Гаусгоффер достал бумажник, протянул Веберу несколько крупных ассигнаций.
– Я оформлю это как официальное вознаграждение за образцовую службу, деньги у мужчины должны быть, это дает свободу.
Вебер опустил взгляд.
– Господин генерал, не нужно, я не заслужил такого отношения.
– Вебер, твоя беда в том, что ты цены себе не знаешь.
Вебер отвык, оказывается, от теплых, доверительных интонаций и слов, разволновался, сердце предательски набирало обороты, разгоняясь до вчерашнего тумана в глазах. Не хватало упасть.
Гаусгоффер положил деньги в нагрудный карман Вебера и повел, обнимая за плечи, к дверям, а потом и по коридору. Салютовали Гаусгофферу, Вебер шел рядом, быстро бледнеющей тенью, и всё-таки был вынужден остановится.
– Господин генерал, можно я постою?
– Плохо? До чего ты довёл себя?
Вебер облокотился о подоконник, опуская голову. Абель вчера ударил его в грудь – сильно и резко, но сердечное трепетание прекратилось. До машины бы дойти, сам бы себе врезал. Вебер пытался успокоить сердце ровным дыханием, ничего не получалось. Что он вчера с собой натворил?
– Вебер, идем к Клеменсу, или я его вызову сюда.
– Господин генерал, не придавайте значения, голова закружилась, сейчас пройдет.
– Мне не нравится то, что с тобой сегодня творится.
Вебер, чувствуя всю тяжесть своего тела, повалился на пол. Очнулся он в кабинете Клеменса, тот смотрел с тревогой, Гаусгоффер, нервничая, расхаживал рядом и, едва Вебер открыл глаза, немедленно сел рядом.
– Вебер, у тебя сердце остановилось, ты понимаешь? Я Аланду голову оторву, что он с тобой делает?!
– Причем тут Аланд?
Вебер сел, несмотря на то, что Гаусгоффер пытался его удержать.
– Что за шрамы у тебя по всему телу? Что за дыры на сердце?

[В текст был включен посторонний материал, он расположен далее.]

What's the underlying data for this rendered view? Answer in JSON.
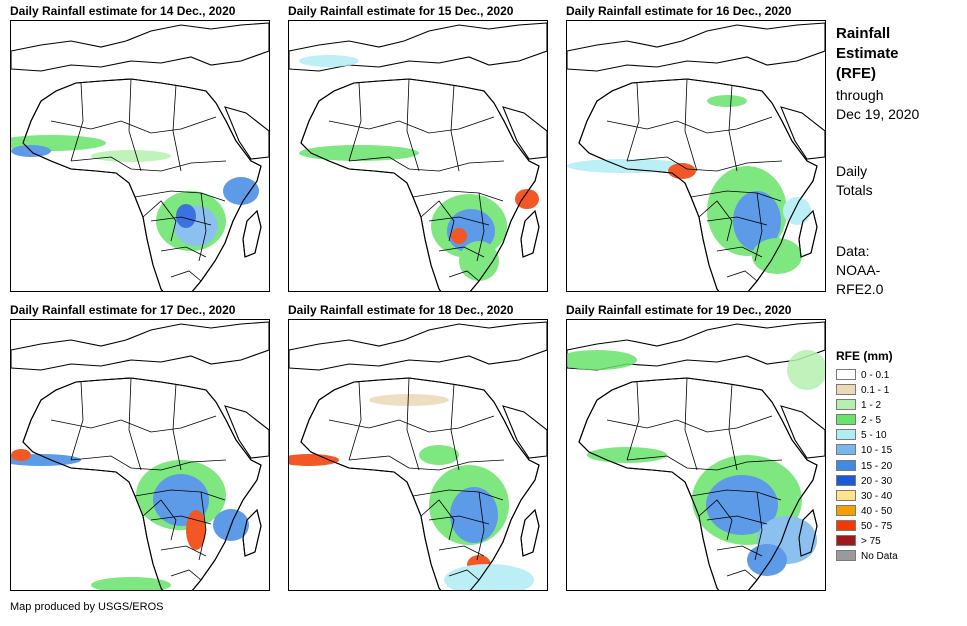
{
  "panels": [
    {
      "title": "Daily Rainfall estimate for 14 Dec., 2020",
      "date": "14 Dec."
    },
    {
      "title": "Daily Rainfall estimate for 15 Dec., 2020",
      "date": "15 Dec."
    },
    {
      "title": "Daily Rainfall estimate for 16 Dec., 2020",
      "date": "16 Dec."
    },
    {
      "title": "Daily Rainfall estimate for 17 Dec., 2020",
      "date": "17 Dec."
    },
    {
      "title": "Daily Rainfall estimate for 18 Dec., 2020",
      "date": "18 Dec."
    },
    {
      "title": "Daily Rainfall estimate for 19 Dec., 2020",
      "date": "19 Dec."
    }
  ],
  "side": {
    "title_lines": [
      "Rainfall",
      "Estimate",
      "(RFE)"
    ],
    "through_lines": [
      "through",
      "Dec 19, 2020"
    ],
    "totals_lines": [
      "Daily",
      "Totals"
    ],
    "data_lines": [
      "Data:",
      "NOAA-",
      "RFE2.0"
    ]
  },
  "legend": {
    "title": "RFE (mm)",
    "items": [
      {
        "label": "0 - 0.1",
        "color": "#ffffff"
      },
      {
        "label": "0.1 - 1",
        "color": "#ecd9b6"
      },
      {
        "label": "1 - 2",
        "color": "#b6f0b0"
      },
      {
        "label": "2 - 5",
        "color": "#69e36b"
      },
      {
        "label": "5 - 10",
        "color": "#b0ecf4"
      },
      {
        "label": "10 - 15",
        "color": "#79b6ec"
      },
      {
        "label": "15 - 20",
        "color": "#4189e3"
      },
      {
        "label": "20 - 30",
        "color": "#1a5ad9"
      },
      {
        "label": "30 - 40",
        "color": "#fbe48c"
      },
      {
        "label": "40 - 50",
        "color": "#f4a000"
      },
      {
        "label": "50 - 75",
        "color": "#f23a00"
      },
      {
        "label": "> 75",
        "color": "#a01818"
      },
      {
        "label": "No Data",
        "color": "#9a9a9a"
      }
    ]
  },
  "footer": "Map produced by USGS/EROS"
}
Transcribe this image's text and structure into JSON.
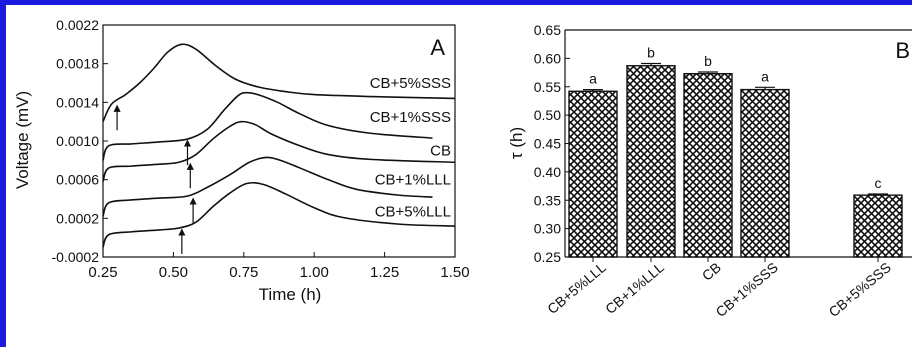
{
  "chart_data": [
    {
      "type": "line",
      "panel_label": "A",
      "xlabel": "Time (h)",
      "ylabel": "Voltage (mV)",
      "xlim": [
        0.25,
        1.5
      ],
      "ylim": [
        -0.0002,
        0.0022
      ],
      "xticks": [
        "0.25",
        "0.50",
        "0.75",
        "1.00",
        "1.25",
        "1.50"
      ],
      "yticks": [
        "-0.0002",
        "0.0002",
        "0.0006",
        "0.0010",
        "0.0014",
        "0.0018",
        "0.0022"
      ],
      "series": [
        {
          "name": "CB+5%SSS",
          "points": [
            [
              0.25,
              0.0012
            ],
            [
              0.28,
              0.00138
            ],
            [
              0.33,
              0.00148
            ],
            [
              0.38,
              0.0016
            ],
            [
              0.43,
              0.00175
            ],
            [
              0.48,
              0.00192
            ],
            [
              0.53,
              0.002
            ],
            [
              0.58,
              0.00195
            ],
            [
              0.65,
              0.00178
            ],
            [
              0.72,
              0.00164
            ],
            [
              0.8,
              0.00156
            ],
            [
              0.9,
              0.00151
            ],
            [
              1.0,
              0.00148
            ],
            [
              1.2,
              0.00146
            ],
            [
              1.5,
              0.00144
            ]
          ],
          "arrow": [
            0.3,
            0.00138
          ]
        },
        {
          "name": "CB+1%SSS",
          "points": [
            [
              0.25,
              0.0008
            ],
            [
              0.27,
              0.00095
            ],
            [
              0.35,
              0.00097
            ],
            [
              0.45,
              0.00099
            ],
            [
              0.55,
              0.00102
            ],
            [
              0.62,
              0.00112
            ],
            [
              0.68,
              0.00132
            ],
            [
              0.73,
              0.00147
            ],
            [
              0.76,
              0.0015
            ],
            [
              0.8,
              0.00148
            ],
            [
              0.87,
              0.0014
            ],
            [
              0.95,
              0.00128
            ],
            [
              1.05,
              0.00116
            ],
            [
              1.2,
              0.00108
            ],
            [
              1.42,
              0.00103
            ]
          ],
          "arrow": [
            0.55,
            0.00102
          ]
        },
        {
          "name": "CB",
          "points": [
            [
              0.25,
              0.00058
            ],
            [
              0.27,
              0.00072
            ],
            [
              0.35,
              0.00074
            ],
            [
              0.45,
              0.00076
            ],
            [
              0.52,
              0.00078
            ],
            [
              0.58,
              0.00086
            ],
            [
              0.64,
              0.00102
            ],
            [
              0.7,
              0.00115
            ],
            [
              0.74,
              0.0012
            ],
            [
              0.79,
              0.00117
            ],
            [
              0.85,
              0.00107
            ],
            [
              0.95,
              0.00095
            ],
            [
              1.05,
              0.00086
            ],
            [
              1.2,
              0.00081
            ],
            [
              1.5,
              0.00078
            ]
          ],
          "arrow": [
            0.56,
            0.00078
          ]
        },
        {
          "name": "CB+1%LLL",
          "points": [
            [
              0.25,
              0.00022
            ],
            [
              0.27,
              0.00036
            ],
            [
              0.35,
              0.00039
            ],
            [
              0.45,
              0.00041
            ],
            [
              0.55,
              0.00043
            ],
            [
              0.62,
              0.00052
            ],
            [
              0.7,
              0.00065
            ],
            [
              0.77,
              0.00078
            ],
            [
              0.83,
              0.00083
            ],
            [
              0.88,
              0.0008
            ],
            [
              0.95,
              0.00072
            ],
            [
              1.05,
              0.0006
            ],
            [
              1.15,
              0.0005
            ],
            [
              1.3,
              0.00044
            ],
            [
              1.42,
              0.00042
            ]
          ],
          "arrow": [
            0.57,
            0.00042
          ]
        },
        {
          "name": "CB+5%LLL",
          "points": [
            [
              0.25,
              -0.0001
            ],
            [
              0.27,
              3e-05
            ],
            [
              0.35,
              6e-05
            ],
            [
              0.45,
              8e-05
            ],
            [
              0.52,
              0.0001
            ],
            [
              0.58,
              0.00016
            ],
            [
              0.64,
              0.00032
            ],
            [
              0.7,
              0.00046
            ],
            [
              0.76,
              0.00056
            ],
            [
              0.82,
              0.00055
            ],
            [
              0.9,
              0.00045
            ],
            [
              1.0,
              0.00031
            ],
            [
              1.1,
              0.00021
            ],
            [
              1.3,
              0.00014
            ],
            [
              1.5,
              0.00012
            ]
          ],
          "arrow": [
            0.53,
            0.0001
          ]
        }
      ]
    },
    {
      "type": "bar",
      "panel_label": "B",
      "ylabel": "τ (h)",
      "ylim": [
        0.25,
        0.65
      ],
      "yticks": [
        "0.25",
        "0.30",
        "0.35",
        "0.40",
        "0.45",
        "0.50",
        "0.55",
        "0.60",
        "0.65"
      ],
      "categories": [
        "CB+5%LLL",
        "CB+1%LLL",
        "CB",
        "CB+1%SSS",
        "CB+5%SSS"
      ],
      "values": [
        0.542,
        0.587,
        0.573,
        0.545,
        0.359
      ],
      "errors": [
        0.003,
        0.004,
        0.003,
        0.004,
        0.002
      ],
      "significance_letters": [
        "a",
        "b",
        "b",
        "a",
        "c"
      ]
    }
  ],
  "colors": {
    "frame": "#1a1adf",
    "line": "#111111"
  }
}
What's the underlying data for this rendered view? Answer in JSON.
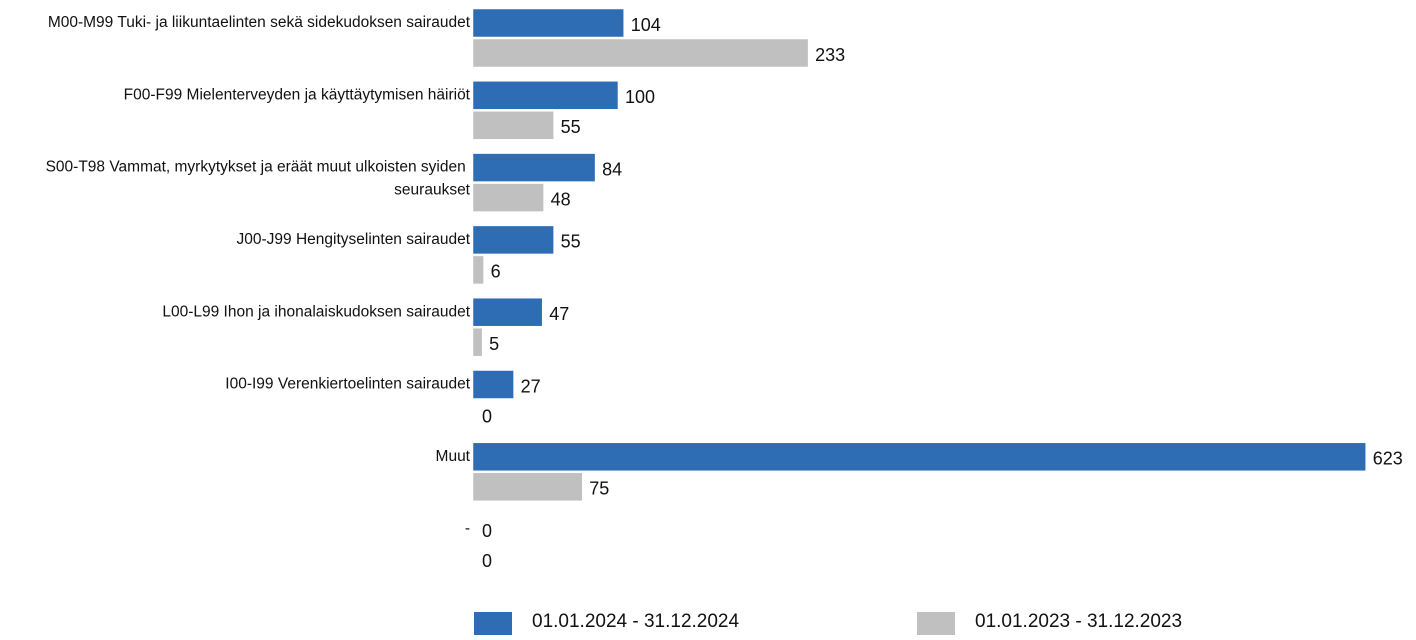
{
  "chart_data": {
    "type": "barh",
    "categories": [
      "M00-M99 Tuki- ja liikuntaelinten sekä sidekudoksen sairaudet",
      "F00-F99 Mielenterveyden ja käyttäytymisen häiriöt",
      "S00-T98 Vammat, myrkytykset ja eräät muut ulkoisten syiden seuraukset",
      "J00-J99 Hengityselinten sairaudet",
      "L00-L99 Ihon ja ihonalaiskudoksen sairaudet",
      "I00-I99 Verenkiertoelinten sairaudet",
      "Muut",
      "-"
    ],
    "series": [
      {
        "name": "01.01.2024 - 31.12.2024",
        "color": "#2e6db4",
        "values": [
          104,
          100,
          84,
          55,
          47,
          27,
          623,
          0
        ]
      },
      {
        "name": "01.01.2023 - 31.12.2023",
        "color": "#c0c0c0",
        "values": [
          233,
          55,
          48,
          6,
          5,
          0,
          75,
          0
        ]
      }
    ],
    "xlim": [
      0,
      640
    ],
    "legend": "bottom"
  }
}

Что с тобой там делают?
Вебер удивленно смотрел на Гаусгоффера.
– Господин генерал, меня взяли в Корпус разбитым куском мяса и собрали по частям, меня вылечил Аланд, это старые шрамы.
– Да, господин генерал, – подтвердил Клеменс, – это старые рубцы, хоть и не понимаю, Вебер, как тебя могли собрать после этого, хватило бы на десяток надежных трупов.
– Я быстро восстанавливаюсь, завтра…
– Никакого завтра, Вебер. Ты не понимаешь, что ты только что был мертв?
– Думаю, обморок.
Вебер прислушался к себе, опять частило, но сносно.
– Лежи, пусть кто-нибудь из ваших приедет тебя заберет, я позвоню Аланду.
– Вебер, тебе бы, и правда, сейчас за руль не садиться, – сказал Клеменс.
– Я аккуратно, сюда же я приехал и три часа читал лекции, все было в порядке.
Веберу удалось уйти, он отъехал, но в Корпус возвращаться не хотелось. Остановил машину у незнакомого парка, положил голову на руль, тело казалось чужим и онемевшим. Натворил он дел. Сейчас Гаусгоффер сцепится с Аландом, потом вообще хоть на глаза никому не показывайся. Аланд бы не пустил его сегодня, это понятно, раз уж он даже разминку ему заменил на восстановительную гимнастику, наверное, Вебер на ней и продержался четыре часа.
Если бы у него был угол, куда можно от всех забиться, сейчас он бы так и сделал. Неделю бы отлежался, восстановился, пока не занервничал, всё было хорошо, а теперь он обречен только и делать, что нервничать, он никому не может смотреть в глаза, барахтается, как в трясине, и чем больше пытается выбраться, тем глубже его затягивает. Замереть и не шевелиться.